La mise en scène est étudiée, chaque planète à sa propre ambiance. Autant le premier film s’appuyait volontiers sur des couleurs froides, autant celui-ci évolue sur des teintes plus contrastées. Plus la destinée de Paul évolue, plus il se retrouve en lumière, et plus la chaleur du désert se fait présente, plus il se soumet à son destin. Sensation inexorable de perdre pied dans le tourbillon de la folie des sables où les tempêtes nous empêchent de voir distinctement le chemin du soleil. Chaque scène à son importance, chaque grain de sable sa place. Les effets spéciaux sont là pour servir l’histoire et non l’inverse tout en assurant le spectacle. Du grand art.

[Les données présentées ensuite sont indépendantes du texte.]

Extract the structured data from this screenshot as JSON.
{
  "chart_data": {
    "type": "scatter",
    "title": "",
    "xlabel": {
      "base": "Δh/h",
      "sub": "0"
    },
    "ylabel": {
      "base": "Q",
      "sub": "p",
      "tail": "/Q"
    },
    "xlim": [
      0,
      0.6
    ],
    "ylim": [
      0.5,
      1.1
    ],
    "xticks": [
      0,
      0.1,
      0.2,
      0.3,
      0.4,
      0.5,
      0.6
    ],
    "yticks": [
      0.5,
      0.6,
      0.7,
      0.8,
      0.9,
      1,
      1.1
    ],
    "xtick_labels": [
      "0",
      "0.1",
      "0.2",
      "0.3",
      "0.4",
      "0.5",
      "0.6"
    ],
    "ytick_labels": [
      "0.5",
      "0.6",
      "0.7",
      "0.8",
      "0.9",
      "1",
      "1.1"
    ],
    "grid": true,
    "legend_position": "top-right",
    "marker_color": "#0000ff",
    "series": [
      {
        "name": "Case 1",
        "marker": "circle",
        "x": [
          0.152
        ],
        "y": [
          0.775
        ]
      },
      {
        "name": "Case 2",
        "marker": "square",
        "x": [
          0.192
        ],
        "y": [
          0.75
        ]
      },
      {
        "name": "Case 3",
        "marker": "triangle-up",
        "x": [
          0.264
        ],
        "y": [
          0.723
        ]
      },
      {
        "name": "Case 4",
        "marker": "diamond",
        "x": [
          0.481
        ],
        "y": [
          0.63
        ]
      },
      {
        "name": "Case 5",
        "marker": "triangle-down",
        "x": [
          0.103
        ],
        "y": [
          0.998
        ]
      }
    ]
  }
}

Le metteur en scène et son équipe sèment des indices, posent des questions ; autant de points d’entrée à aborder dans un troisième volet qui semble inévitable. Pas par aspect commercial, mais par impression vitale. Les personnages comme le spectateur ne peuvent en rester là. Dune partie deux, serait un trait d’union de luxe d’une trilogie, comme l’Empire contre-attaque a pu l’être en son temps, ou essayez d’imaginer Les Deux tours sans son Retour du roi ; impossible. Les deux films Dune forment le premier roman fleuve de Frank Herbert ; Le Messie de Dune écrit peu de temps après, sa conclusion. S’il n’est pas encore prévu au planning, Denis Villeneuve l’envisage sérieusement ; mais il a déjà prévenu qu’il prendrait son temps pour ne pas céder à la précipitation afin de ne pas bâcler le travail d’écriture. Un homme sage en plus d’être un artiste talentueux.
L’attente va être longue, très longue.